On the one hand, like Cell, the CPU core, there is also the approach which is carved in the control type CPU core and the data type CPU core. As explained already, with Cell, while maintaining by the fact that the respective CPU core is made to specialize, small, it achieves the high performance.
By the way, perhaps, PPE of Cell, from the word, POWER instruction set interchangeability, it receives the impression of the rich core which pursues singles lead efficiency, but, really so is not.
A certain Intel authorized personnel from before the ISSCC announcing has grasped "concerning Cell summary, it had researched even inside the company. The PowerPC core of Cell thinks that it is not the CPU core which had that much high singles lead efficiency. It is different from Many-core which we think, essentially ", you say.
PPE, is not about SPE, but relatively it is the simple CPU core. With CPU of in order type execution, you do not take either the technique of レジスタリネーミング and the like. It seems like PowerPC 970, when you compare with leading edge CPU, control system is simplified. In case of Cell, as for PPE the allotment etc. of task which can send OS thing and vis-a-vis SPE you take charge of the control.
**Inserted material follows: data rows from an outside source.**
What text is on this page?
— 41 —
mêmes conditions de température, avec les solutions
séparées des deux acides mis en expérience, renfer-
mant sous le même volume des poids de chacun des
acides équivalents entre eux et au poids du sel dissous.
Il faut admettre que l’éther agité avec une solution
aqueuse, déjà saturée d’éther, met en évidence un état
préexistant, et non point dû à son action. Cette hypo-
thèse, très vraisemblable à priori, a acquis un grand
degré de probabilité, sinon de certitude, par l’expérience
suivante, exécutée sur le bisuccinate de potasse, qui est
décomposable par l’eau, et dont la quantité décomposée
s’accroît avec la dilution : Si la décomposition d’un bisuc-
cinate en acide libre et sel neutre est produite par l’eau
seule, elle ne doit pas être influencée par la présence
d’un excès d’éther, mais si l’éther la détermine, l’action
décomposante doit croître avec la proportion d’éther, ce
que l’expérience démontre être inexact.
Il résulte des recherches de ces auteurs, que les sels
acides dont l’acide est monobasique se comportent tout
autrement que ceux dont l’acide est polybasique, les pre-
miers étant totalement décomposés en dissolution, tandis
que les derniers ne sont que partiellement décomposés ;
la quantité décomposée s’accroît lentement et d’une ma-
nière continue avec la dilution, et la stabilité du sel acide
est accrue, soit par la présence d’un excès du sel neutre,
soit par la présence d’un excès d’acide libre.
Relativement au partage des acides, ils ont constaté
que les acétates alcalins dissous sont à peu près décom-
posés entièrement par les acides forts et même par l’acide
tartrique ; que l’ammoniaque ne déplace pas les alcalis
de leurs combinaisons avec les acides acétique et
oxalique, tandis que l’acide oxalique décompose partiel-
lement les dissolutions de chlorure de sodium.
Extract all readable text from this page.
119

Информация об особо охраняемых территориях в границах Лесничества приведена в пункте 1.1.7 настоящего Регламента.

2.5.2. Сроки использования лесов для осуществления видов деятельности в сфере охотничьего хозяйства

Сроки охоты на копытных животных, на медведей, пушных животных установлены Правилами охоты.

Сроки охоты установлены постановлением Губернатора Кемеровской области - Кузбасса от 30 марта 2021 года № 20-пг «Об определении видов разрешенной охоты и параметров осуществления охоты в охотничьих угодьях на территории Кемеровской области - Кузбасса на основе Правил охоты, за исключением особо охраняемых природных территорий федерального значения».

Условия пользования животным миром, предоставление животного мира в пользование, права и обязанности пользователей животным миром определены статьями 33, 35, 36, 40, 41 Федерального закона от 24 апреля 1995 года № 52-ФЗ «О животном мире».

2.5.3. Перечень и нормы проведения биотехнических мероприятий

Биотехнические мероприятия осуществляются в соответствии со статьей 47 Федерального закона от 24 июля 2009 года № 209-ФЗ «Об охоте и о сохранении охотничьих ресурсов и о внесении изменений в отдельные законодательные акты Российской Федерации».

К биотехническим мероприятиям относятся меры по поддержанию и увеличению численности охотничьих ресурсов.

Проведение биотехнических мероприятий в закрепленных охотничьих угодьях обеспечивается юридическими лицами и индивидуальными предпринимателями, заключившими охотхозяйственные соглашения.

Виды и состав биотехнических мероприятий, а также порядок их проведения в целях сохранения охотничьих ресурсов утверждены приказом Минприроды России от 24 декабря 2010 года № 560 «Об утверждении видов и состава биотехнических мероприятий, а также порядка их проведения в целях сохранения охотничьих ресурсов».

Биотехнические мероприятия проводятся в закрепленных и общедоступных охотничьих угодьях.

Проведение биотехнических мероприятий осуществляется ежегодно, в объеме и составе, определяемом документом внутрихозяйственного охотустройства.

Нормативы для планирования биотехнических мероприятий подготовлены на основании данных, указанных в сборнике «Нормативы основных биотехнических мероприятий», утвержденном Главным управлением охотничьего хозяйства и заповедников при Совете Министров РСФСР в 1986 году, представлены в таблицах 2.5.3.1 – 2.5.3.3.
In other words, processor power is taken to also SPE control. Like Intel, it is not the case that you suppose that the existing application which requires singles lead efficiency with this core can be sent.
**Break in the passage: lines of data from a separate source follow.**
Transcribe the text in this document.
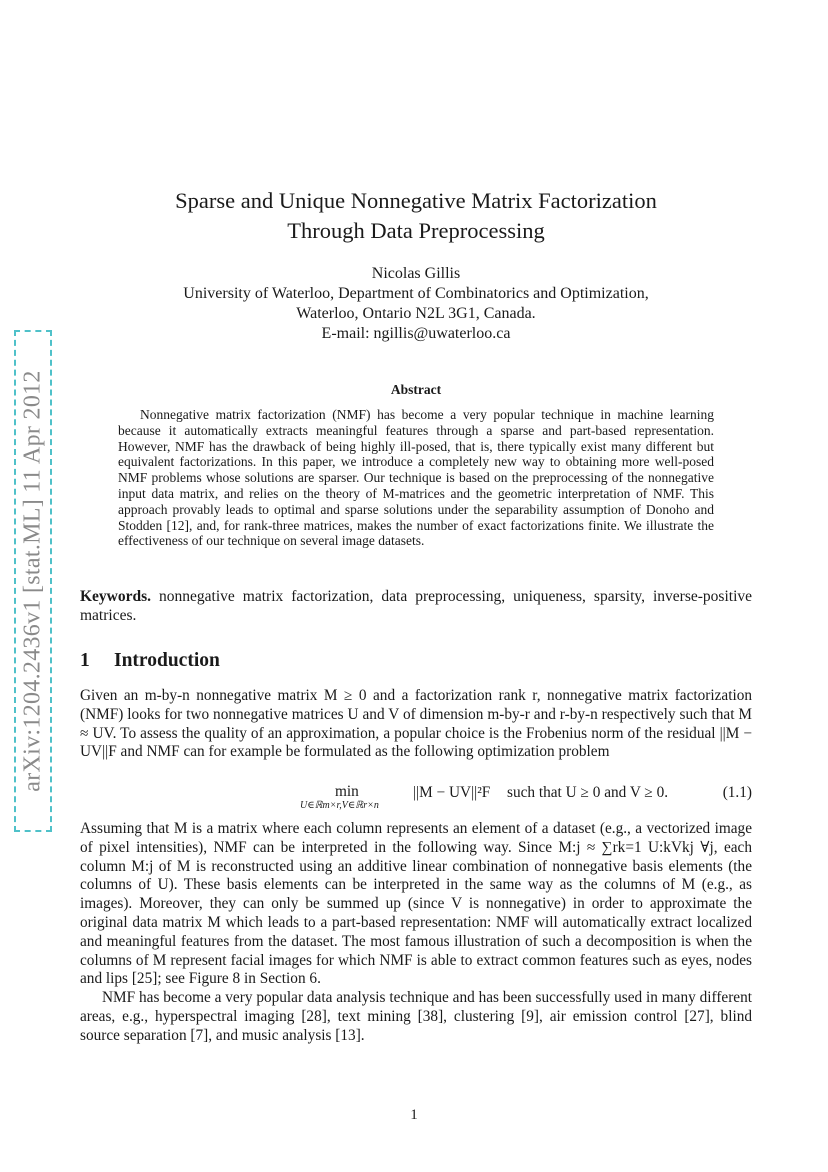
arXiv:1204.2436v1 [stat.ML] 11 Apr 2012
Sparse and Unique Nonnegative Matrix Factorization
Through Data Preprocessing
Nicolas Gillis
University of Waterloo, Department of Combinatorics and Optimization,
Waterloo, Ontario N2L 3G1, Canada.
E-mail: ngillis@uwaterloo.ca
Abstract

Nonnegative matrix factorization (NMF) has become a very popular technique in machine learning because it automatically extracts meaningful features through a sparse and part-based representation. However, NMF has the drawback of being highly ill-posed, that is, there typically exist many different but equivalent factorizations. In this paper, we introduce a completely new way to obtaining more well-posed NMF problems whose solutions are sparser. Our technique is based on the preprocessing of the nonnegative input data matrix, and relies on the theory of M-matrices and the geometric interpretation of NMF. This approach provably leads to optimal and sparse solutions under the separability assumption of Donoho and Stodden [12], and, for rank-three matrices, makes the number of exact factorizations finite. We illustrate the effectiveness of our technique on several image datasets.

Keywords. nonnegative matrix factorization, data preprocessing, uniqueness, sparsity, inverse-positive matrices.

1 Introduction

Given an m-by-n nonnegative matrix M ≥ 0 and a factorization rank r, nonnegative matrix factorization (NMF) looks for two nonnegative matrices U and V of dimension m-by-r and r-by-n respectively such that M ≈ UV. To assess the quality of an approximation, a popular choice is the Frobenius norm of the residual ||M − UV||F and NMF can for example be formulated as the following optimization problem

min
U∈ℝm×r,V∈ℝr×n
||M − UV||²F such that U ≥ 0 and V ≥ 0.	(1.1)

Assuming that M is a matrix where each column represents an element of a dataset (e.g., a vectorized image of pixel intensities), NMF can be interpreted in the following way. Since M:j ≈ ∑rk=1 U:kVkj ∀j, each column M:j of M is reconstructed using an additive linear combination of nonnegative basis elements (the columns of U). These basis elements can be interpreted in the same way as the columns of M (e.g., as images). Moreover, they can only be summed up (since V is nonnegative) in order to approximate the original data matrix M which leads to a part-based representation: NMF will automatically extract localized and meaningful features from the dataset. The most famous illustration of such a decomposition is when the columns of M represent facial images for which NMF is able to extract common features such as eyes, nodes and lips [25]; see Figure 8 in Section 6.

NMF has become a very popular data analysis technique and has been successfully used in many different areas, e.g., hyperspectral imaging [28], text mining [38], clustering [9], air emission control [27], blind source separation [7], and music analysis [13].

1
This difference is presumed that it has come from the difference of the standpoint, Cell which is started from Intel and zero which are bound in succession of existing software property. Does again constructing also the ecosystem of the software from zero radical reform could designate with Cell, as prerequisite. This is visible, as become the big strength of Cell. Though, perhaps even with Cell the constitution which it is raises singles lead efficiency with the CPU core for control more as rich, possibility. In addition, to Intel, to pull out efficiency with ヘテロジニアスマルチコア, correspondence of considerable level of software side becomes necessary.